Bullshit. As is nearly always the case with your posts, not a single word is true. Muslim hatred of Jews and violence against Jews began with the Muslim conquest of the ME and by the tenth century was ensconced in Muslim law.
"From the early years of Islamic civilization, Muslim jurists, basing on Qur’anic directives, devised an elaborate hierarchy in which monotheistic non-Muslims, such as Christians and Jews, would be “protected” at a low level and tolerated as second-class citizens. Guidelines for their treatment were embodied in the “Pact of ‘Umar.” Limitations on the status of non-Muslims included discriminatory clothing regulations and occupational restrictions. Non-Muslims were required to pay a poll tax (
jizya) as well as discriminatory taxes on agricultural produce."

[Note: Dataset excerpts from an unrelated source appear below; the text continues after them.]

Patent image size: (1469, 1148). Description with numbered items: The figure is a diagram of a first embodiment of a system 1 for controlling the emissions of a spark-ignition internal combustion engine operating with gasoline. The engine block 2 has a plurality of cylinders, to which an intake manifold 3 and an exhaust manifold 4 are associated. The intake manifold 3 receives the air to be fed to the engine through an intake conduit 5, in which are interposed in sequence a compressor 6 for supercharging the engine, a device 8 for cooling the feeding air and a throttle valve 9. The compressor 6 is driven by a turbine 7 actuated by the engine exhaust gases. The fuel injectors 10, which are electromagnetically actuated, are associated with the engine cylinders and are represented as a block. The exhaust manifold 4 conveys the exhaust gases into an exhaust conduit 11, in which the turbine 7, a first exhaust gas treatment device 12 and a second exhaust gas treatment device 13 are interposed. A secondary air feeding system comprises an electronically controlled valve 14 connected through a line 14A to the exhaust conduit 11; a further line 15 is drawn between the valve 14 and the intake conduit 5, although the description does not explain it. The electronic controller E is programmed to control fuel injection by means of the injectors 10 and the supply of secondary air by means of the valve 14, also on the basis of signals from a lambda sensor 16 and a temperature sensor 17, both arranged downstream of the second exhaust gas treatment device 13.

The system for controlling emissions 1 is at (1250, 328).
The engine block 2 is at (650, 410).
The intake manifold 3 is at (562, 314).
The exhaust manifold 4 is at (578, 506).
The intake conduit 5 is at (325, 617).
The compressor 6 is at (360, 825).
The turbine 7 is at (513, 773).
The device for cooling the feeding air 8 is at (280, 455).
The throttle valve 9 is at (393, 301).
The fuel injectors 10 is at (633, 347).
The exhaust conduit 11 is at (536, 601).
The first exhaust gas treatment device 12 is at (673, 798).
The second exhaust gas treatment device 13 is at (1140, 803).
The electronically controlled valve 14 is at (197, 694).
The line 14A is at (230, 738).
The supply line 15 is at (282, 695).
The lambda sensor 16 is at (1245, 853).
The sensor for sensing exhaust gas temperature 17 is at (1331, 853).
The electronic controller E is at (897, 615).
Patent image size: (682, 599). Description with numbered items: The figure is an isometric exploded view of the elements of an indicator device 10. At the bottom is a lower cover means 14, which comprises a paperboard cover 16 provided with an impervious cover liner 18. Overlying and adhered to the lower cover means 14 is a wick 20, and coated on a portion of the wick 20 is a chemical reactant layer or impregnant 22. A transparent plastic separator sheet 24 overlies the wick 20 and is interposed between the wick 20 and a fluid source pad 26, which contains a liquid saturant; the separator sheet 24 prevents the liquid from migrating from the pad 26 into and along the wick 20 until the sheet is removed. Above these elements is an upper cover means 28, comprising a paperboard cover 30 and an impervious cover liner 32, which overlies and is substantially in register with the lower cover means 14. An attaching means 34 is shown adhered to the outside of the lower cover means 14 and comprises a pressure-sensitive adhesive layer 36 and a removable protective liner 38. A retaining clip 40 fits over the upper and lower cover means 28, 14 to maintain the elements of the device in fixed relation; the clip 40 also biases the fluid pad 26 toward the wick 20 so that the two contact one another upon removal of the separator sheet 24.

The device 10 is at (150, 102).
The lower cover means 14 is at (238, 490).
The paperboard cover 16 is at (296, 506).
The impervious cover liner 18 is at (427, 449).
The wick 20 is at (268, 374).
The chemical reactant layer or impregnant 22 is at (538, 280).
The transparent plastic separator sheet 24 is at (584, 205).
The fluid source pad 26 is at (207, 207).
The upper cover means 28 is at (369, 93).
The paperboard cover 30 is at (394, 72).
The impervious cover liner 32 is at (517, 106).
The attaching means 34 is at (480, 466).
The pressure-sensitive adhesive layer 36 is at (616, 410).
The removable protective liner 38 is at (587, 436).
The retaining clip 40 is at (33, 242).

At times tolerant, at other times intensely intolerant, Spain’s intergroup relations formed a fragile coexistence of Muslims, Christians, and Jews. Although often tenuous, the coexistence of diverse languages, peoples, and religions produced an extraordinary symbiosis and distinctive...
www.neh.gov
So hatred of Jews and persecution of Jews became core Muslim values of Muslim civilization, law and religion almost from the start of the Arab conquest of the ME and every Muslim child since then has been raised to hate Jews and even question if they were human - descended from pigs and apes- so Muslim hatred of Jews was in Palestine at least a thousand years before the first Zionist arrived. Claiming that it was the result of the Balfour declaration or the arrival of Jews after 1920 is a scurrilous lie.
You say relations between Jews and Muslims were much better when Jews were second class citizens subject to persecutions and humiliation throughout the Muslim world, and that is clearly what the majority of Palestinians want to see again.
A reasonable person looking at the facts would have to concluded that none of this is about securing Palestinian rights but only to try to prevent Jews and some other groups from having the same rights as Muslims.